Eventually, the petitioner gave in to the private respondents’ offer and invested the
amount of U.S. $ 34,000. However, when the petitioner was demanding for the return of his
capital plus interest, the latter was ignored by the respondents and their obligation was
avoided. Hence, the petitioner filed for a complaint for estafa against respondents but which
was denied by the courts. Thus, this petition.

ISSUE:
Whether or not the court correctly ruled in dismissing the complaint for estafa against
the private respondents

HELD:
No. The true nature of the contract between petitioner and private respondents was
that of a simple loan. In such a contract, the debtor promises to pay to the creditor an equal
amount of money plus interest if stipulated. It is true that private respondents failed to fulfill
their promise to petitioner to return his money plus interest at the end of one month.
However, mere non-compliance of a promise to perform a thing does not constitute deceit
because it is hard to determine and infer a priori the criminal intent to the person promising.
In other words, deceit should be proved and established by acts distinct from and independent
of, the non-compliance of the promise, and this, petitioner failed to do.

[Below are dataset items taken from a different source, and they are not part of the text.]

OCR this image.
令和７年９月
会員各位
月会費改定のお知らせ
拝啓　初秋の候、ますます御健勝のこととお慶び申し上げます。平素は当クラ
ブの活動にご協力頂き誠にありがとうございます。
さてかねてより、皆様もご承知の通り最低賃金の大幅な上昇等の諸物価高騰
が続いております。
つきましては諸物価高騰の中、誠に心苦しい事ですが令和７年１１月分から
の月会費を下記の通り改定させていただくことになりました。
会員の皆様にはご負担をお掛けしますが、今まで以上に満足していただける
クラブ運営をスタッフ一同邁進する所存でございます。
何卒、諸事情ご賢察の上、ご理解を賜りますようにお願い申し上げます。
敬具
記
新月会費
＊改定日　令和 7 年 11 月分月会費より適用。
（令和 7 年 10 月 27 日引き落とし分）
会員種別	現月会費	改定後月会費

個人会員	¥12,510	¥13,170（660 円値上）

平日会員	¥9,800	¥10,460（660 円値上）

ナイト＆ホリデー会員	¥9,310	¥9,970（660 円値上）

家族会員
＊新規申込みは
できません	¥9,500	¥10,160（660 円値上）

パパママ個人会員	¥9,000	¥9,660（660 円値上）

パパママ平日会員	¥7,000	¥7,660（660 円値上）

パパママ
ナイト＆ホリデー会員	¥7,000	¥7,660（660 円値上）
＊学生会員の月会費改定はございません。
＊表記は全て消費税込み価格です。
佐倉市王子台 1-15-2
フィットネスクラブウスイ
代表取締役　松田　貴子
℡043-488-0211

NEPOMUCENO vs. PEOPLE OF THE PHILIPPINES


G.R. No. 166246

FACTS:
Sometime in 08 November 1996, Antonio Nepomuceno was charged with estafa in an
information which reads as follows:
“That on or about the 22nd day of October, 1994 at Lipa City, Philippines and within the
jurisdiction of this Honorable Court, the above-named accused, being [then] employed as
manager of Lipa Lending Investor, Inc. and as such has the duty to manage and administer the
funds of the said corporation, with grave abuse of confidence reposed upon him by the
officers of the aforesaid corporation, did then and there wilfully, unlawfully and feloniously
misapply, misappropriate and convert to his own personal use and benefit the amount of One
Hundred Eighty Thousand (P180,000.00) Pesos belonging to Lipa Lending Investor, Inc. by
making it appear that the said amount was part of the change or overpayment due to a certain
Rommel Villanueva, a borrower of Lipa Lending Investor, Inc., when in truth and in fact as he
very well knew he was not authorized to receive the same and despite demands to return the
said amount accused failed and refused to do so, to the damage and prejudice of Lipa Lending
Investor, Inc. in the aforesaid amount of P180,000.00, Philippine currency.”

ISSUE:
Whether or not the court erred in finding the accused guilty of the crime of festafa

HELD:
The elements of estafa under Article 315 1(b) of the Revised Penal Code are as
follows:  (1) that money, goods, or other personal properties are received by the offender in
trust, or on commission, or for administration, or under any other obligation involving the duty
to make delivery of, or to return, the same; (2) that there is a misappropriation or conversion of
such money or property by the offender or denial on his part of such receipt; (3) that such
misappropriation or conversion or denial is to the prejudice of another; and, (4) that there is a
demand made by the offended party on the offender.
The petitioner, during cross-examination, admitted he appropriated the P180,000 for his
own use and claimed that the P180,000 given to him was his commission from Villanueva.
Moreover, the promissory note executed between Lipa Lending and Villanueva did not intend a
loan payable in installments.  For while said document is a standard form with blanks for the
provisions of installment of the loan, the parties only wrote down the amount of the loan and
the due date of its payment.  If their intention was really to settle the loan on installment, they
would have clearly provided the terms thereof.  Thus, there is no basis to believe otherwise that
the entire amount of the loan became due and demandable on the date agreed upon, which
is October 14, 1994. It is thus clear that Nepomuceno caused the preparation of the checks in
his name and gave himself money due to the company he works for, to the prejudice and
damage of said company.
The court finds Nepomuceno’s acts inexcusable and his testimony unconvincing, and
affirms the decision of the lower court.